"Certainly," the Englishman replied courteously. After all, perhaps the fellow did not mean to quarrel.

"I regret exceedingly having to trouble you, Signor, with a little personal history," the Sicilian continued. "I must tell you, at the commencement, that for five years I have been a suitor for the hand of the Signorina Adrienne Cartuccio, my cousin."

"Second cousin, I believe," Lord St. Maurice interposed.

The Sicilian waved his hand. It was of no consequence.

"Certain political differences with the Imperial party at Rome," he continued, "culminated two years ago in my banishment from Italy and Sicily. You, I believe, Lord St. Maurice, are of ancient family, and it is possible that you may understand to some extent the bitterness of exile from a country and a home which has been the seat of my family for nearly a thousand years. Such a sentence is not banishment as the world understands it; it is a living death! But, Signor, it was not all. It was not even the worst. Alas, that I, a Marioni, should live to confess it! But to be parted from the woman I love was even a sorer trial. Yet I endured it. I endured it; hoping against hope for a recall. My sister and I were orphans. She made her home with the Signorina Cartuccio. Thus I had news of her continually. Sometimes my cousin herself wrote to me. It was these letters which preserved my reason, and consciously or unconsciously, they breathed to me ever of hope.
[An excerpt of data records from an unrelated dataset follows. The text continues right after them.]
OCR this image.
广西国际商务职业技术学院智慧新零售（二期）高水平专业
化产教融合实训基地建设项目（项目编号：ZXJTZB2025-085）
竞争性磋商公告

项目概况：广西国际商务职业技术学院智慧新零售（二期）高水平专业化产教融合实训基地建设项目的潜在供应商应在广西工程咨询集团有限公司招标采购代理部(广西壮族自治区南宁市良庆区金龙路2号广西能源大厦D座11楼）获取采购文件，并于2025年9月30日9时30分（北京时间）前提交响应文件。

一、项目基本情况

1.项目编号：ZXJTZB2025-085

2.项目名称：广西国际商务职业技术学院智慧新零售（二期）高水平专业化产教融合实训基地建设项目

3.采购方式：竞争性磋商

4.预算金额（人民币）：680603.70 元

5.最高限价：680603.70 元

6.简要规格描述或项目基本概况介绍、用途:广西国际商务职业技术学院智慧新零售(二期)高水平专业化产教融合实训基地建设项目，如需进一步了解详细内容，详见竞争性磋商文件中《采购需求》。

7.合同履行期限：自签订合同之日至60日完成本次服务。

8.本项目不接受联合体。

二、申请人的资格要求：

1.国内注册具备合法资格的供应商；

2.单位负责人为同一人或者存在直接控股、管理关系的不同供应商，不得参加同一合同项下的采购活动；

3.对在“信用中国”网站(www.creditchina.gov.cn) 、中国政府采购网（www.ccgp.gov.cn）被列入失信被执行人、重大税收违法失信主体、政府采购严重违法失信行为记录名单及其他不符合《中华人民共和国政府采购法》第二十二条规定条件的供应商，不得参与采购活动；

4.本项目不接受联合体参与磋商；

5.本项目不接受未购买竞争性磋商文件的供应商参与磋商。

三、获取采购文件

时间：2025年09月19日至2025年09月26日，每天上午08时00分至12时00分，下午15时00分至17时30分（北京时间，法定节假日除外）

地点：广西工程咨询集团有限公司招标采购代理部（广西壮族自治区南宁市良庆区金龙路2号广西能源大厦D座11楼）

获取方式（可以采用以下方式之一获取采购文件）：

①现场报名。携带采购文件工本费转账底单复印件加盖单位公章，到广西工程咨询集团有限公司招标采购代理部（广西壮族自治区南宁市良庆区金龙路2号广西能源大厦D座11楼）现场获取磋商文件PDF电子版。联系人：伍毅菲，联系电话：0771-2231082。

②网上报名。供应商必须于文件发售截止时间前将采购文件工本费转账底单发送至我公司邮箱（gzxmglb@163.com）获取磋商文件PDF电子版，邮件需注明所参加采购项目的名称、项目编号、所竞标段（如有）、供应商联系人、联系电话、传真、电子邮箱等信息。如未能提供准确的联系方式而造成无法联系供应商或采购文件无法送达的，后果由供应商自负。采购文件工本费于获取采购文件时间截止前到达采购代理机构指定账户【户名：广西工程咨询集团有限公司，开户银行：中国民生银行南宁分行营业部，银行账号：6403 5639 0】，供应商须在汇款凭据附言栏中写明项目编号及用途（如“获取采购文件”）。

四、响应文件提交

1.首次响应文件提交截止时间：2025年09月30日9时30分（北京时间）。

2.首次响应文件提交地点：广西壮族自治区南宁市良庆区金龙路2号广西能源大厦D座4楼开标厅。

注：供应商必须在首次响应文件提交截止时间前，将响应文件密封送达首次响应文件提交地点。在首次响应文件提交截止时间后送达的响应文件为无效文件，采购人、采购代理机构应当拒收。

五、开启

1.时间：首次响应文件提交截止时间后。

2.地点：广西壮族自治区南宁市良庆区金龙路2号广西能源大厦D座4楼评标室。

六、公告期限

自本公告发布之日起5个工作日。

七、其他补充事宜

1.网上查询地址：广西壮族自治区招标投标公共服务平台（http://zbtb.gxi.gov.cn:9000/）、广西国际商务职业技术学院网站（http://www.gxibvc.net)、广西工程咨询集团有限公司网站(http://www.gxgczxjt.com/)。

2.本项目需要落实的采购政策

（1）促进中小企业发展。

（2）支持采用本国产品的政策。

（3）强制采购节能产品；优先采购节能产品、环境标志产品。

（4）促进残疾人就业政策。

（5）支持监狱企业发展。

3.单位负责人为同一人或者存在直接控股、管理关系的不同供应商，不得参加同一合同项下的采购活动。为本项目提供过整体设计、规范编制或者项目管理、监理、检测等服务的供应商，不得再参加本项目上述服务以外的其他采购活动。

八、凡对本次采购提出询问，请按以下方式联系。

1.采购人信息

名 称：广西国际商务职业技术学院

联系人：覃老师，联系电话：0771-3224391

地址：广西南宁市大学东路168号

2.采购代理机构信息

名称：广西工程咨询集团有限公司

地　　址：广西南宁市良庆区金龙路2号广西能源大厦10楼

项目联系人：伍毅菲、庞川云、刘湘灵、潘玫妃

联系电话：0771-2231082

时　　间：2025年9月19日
"Not Adrienne's, I'll swear," the Englishman muttered to himself. He was a true Briton, and there was plenty of dormant jealousy not very far from the surface.

The Sicilian heard the words, and his eyes flashed.

"The Signorina Cartuccio, if you please, Signor," he remarked coldly. "We are in a public place."

Lord St. Maurice felt that he could afford to accept the rebuke, and he bowed his head.

"My remark was not intended to be audible!" he declared.